The French-Lebanese author Amin Maalouf has given much thought to how identity and diversity are formed, according to several perspectives. He writes history books, novels, journaling articles, and even opera and musical booklets. Aside from nourishing a scholarly interest in the history of Mediterranean cultures (which is marked by the relationships established amongst the different languages, religions, and civilizations that make it up), Maalouf has lived this cultural diversity firsthand due to moving around so much, and also due to his ancestry. He was born in Lebanon, in the bosom of an Eastern-influenced Catholic family who maintained Arabic customs parallel to European education. He was born in a cosmopolitan neighborhood in Beirut and then lived in Egypt before moving to Paris permanently during the Lebanon civil war in 1975.
Amin Maalouf has pondered deeply about why it’s important to build bridges across different worldviews through dialogue. In his book, In the Name of Identity. Violence and the Need to Belong, he explores why conflict will inevitably arise when different ways of thinking meet, and he goes on to discover how this conflict can be transmuted into a positive reinforcement of our identity. In order to achieve this, he suggests that each individual holds an attitude of reciprocity towards others, with arms ready to embrace any piece of criticism or comments of dissidence, and with a mind ready to come up with criticism infused with consideration and empathy.
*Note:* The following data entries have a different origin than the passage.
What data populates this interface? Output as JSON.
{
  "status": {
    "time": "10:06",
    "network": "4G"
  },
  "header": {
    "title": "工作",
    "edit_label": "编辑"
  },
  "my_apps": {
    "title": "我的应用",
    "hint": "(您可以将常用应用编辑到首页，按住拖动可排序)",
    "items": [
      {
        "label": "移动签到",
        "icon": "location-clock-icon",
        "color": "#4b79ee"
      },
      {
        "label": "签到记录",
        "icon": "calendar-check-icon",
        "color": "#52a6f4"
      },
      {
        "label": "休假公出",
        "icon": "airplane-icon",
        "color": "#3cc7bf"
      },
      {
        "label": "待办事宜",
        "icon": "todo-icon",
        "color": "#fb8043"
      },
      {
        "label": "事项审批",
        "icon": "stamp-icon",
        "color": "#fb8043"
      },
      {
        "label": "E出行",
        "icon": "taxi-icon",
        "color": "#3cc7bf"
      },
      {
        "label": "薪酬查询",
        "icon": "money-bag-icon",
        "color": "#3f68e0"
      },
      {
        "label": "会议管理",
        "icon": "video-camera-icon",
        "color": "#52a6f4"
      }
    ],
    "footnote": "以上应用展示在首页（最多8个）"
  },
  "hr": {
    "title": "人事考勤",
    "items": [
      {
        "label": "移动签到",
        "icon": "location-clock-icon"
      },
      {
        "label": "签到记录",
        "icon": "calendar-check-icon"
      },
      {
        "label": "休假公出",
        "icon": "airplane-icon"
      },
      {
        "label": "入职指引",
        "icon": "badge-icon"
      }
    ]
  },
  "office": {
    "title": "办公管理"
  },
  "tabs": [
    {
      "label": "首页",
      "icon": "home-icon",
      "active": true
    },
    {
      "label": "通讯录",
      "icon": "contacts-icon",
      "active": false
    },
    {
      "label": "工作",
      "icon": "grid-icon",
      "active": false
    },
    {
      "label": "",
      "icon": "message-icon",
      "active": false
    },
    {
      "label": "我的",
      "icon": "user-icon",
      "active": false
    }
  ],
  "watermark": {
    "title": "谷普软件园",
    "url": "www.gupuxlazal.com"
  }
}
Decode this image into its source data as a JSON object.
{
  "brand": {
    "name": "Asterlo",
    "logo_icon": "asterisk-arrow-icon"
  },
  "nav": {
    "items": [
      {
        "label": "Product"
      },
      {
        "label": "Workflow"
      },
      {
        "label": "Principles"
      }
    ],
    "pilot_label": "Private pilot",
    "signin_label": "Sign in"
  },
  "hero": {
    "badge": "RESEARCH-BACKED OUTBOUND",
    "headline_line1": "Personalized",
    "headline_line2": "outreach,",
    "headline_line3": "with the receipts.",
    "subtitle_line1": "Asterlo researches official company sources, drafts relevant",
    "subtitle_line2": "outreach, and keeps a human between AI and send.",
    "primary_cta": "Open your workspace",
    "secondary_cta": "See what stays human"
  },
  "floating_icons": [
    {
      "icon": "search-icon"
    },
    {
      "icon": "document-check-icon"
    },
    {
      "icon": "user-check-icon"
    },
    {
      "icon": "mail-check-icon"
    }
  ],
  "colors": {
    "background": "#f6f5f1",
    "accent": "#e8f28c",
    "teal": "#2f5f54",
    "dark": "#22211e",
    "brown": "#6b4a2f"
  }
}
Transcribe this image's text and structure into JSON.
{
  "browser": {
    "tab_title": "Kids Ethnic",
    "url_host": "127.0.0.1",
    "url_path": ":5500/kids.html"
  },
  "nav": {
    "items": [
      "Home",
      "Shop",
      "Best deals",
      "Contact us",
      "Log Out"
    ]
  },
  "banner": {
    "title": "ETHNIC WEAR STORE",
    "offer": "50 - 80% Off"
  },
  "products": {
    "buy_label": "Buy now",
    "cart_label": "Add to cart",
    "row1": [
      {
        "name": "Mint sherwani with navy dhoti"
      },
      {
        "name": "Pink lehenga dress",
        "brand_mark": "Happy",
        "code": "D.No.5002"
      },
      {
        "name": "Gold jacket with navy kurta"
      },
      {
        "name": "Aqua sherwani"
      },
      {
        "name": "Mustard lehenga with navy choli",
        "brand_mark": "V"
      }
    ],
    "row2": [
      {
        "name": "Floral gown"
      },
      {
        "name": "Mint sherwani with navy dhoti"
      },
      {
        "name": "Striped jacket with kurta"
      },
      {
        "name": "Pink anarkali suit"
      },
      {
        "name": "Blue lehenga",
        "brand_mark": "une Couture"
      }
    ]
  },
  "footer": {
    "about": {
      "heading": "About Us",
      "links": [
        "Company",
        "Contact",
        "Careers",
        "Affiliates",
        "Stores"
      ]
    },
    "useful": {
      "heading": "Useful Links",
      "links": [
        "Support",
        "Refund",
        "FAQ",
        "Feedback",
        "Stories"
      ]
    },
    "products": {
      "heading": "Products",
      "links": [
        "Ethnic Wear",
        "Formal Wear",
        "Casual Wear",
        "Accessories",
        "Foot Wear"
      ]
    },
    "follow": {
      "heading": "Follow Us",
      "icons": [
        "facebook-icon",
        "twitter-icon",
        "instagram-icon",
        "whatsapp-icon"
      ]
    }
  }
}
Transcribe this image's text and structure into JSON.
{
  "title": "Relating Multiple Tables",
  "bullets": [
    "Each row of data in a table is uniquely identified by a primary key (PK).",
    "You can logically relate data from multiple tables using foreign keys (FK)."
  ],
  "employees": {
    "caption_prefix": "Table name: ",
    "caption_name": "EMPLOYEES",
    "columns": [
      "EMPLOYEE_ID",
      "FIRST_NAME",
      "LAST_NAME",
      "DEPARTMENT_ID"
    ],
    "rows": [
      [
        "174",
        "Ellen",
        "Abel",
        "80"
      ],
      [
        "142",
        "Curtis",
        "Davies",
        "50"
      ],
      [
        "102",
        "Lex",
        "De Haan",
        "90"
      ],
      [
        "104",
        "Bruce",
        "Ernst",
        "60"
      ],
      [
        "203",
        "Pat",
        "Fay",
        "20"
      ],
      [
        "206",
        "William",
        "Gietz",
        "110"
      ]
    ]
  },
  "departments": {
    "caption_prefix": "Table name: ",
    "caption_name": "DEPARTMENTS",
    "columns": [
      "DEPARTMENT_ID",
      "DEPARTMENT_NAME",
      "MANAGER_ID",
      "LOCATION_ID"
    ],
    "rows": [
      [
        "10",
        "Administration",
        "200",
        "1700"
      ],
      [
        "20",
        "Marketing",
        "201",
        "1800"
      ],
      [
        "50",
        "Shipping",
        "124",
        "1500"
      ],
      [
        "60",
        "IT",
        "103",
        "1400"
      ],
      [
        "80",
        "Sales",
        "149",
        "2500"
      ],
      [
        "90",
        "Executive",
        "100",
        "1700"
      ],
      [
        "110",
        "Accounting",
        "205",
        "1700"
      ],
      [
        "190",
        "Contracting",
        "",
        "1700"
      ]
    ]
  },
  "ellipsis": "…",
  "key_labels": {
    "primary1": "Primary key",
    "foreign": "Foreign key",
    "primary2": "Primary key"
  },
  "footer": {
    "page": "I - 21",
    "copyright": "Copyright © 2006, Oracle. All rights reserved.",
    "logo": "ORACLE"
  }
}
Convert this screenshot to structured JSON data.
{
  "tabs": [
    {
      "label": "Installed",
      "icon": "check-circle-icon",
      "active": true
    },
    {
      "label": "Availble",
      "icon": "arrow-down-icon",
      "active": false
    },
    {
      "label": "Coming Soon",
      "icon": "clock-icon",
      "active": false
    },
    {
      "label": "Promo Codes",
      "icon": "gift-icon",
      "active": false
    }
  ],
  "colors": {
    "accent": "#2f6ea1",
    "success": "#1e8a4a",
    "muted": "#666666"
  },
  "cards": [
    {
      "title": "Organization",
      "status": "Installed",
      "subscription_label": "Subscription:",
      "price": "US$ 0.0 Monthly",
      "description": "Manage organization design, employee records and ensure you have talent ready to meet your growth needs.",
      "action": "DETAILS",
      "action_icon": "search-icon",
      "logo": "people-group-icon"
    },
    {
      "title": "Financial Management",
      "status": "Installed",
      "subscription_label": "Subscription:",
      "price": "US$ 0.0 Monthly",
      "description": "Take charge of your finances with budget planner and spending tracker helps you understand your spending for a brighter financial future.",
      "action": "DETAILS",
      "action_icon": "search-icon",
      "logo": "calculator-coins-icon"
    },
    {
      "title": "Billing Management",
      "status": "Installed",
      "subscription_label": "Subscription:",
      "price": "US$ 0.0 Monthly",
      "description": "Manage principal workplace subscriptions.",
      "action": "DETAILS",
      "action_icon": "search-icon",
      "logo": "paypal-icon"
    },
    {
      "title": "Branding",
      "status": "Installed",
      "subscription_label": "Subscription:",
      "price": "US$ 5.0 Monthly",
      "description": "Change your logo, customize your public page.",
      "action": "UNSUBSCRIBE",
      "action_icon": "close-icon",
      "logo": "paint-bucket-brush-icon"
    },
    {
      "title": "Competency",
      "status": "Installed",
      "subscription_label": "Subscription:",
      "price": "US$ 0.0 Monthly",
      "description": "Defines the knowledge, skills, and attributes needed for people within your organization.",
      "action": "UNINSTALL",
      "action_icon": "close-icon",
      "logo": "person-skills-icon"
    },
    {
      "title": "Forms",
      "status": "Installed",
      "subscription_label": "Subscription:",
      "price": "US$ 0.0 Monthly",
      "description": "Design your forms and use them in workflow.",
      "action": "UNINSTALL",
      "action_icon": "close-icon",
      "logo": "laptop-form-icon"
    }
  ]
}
Criticizing others is a “right” that one needs to earn: if you prove to be open and willing to take any criticism, and if you’re kind in your own criticism of others, you’ll find that those with whom you don’t agree will listen to your words attentively and they will feel understood. This is the basis for a truly fruitful exchange.
It’s all about listening with open arms, with a mindset focused on learning rather than on debating. Maalouf provides many historic and artistic examples of this mindset. Inspired by Maalouf’s ideas, philosopher Daniel Dennett also offers four concrete steps that can lead to giving good criticism, or being able to disagree in a kind, reciprocal manner:
- Rephrase your interlocutor’s posture or opinion. Do it in such a way that the person knows that you are listening and understanding what they say.
- Point out any points that both you and they can agree upon—even if these points are very broad and general.
- Mention what you have learned by listening to your interlocutor’s point of view. Show them that what they brought to the table was useful for you.
- Only after you’ve completed the previous steps are you allowed to criticize the other person. If you follow these rules, your opinion will be heard and it will strengthen the dialogue.
As a migrant, a historian, a journalist, and an artist, Maalouf urges us to leave behind all the feelings of belligerence or defensiveness that are so characteristic of the way in which we converse (especially on social media! It’s far too easy to criticize others from behind a computer screen, with no fear of repercussion), and to come close to others in a reciprocal, more considerate approach to the great wealth of opinions around us. Let’s open our hearts, listen attentively, learn from our peers, and let’s offer reciprocal communication in return. It is definitely possible to disagree empathically!
LUAN, learning to disagree empathically.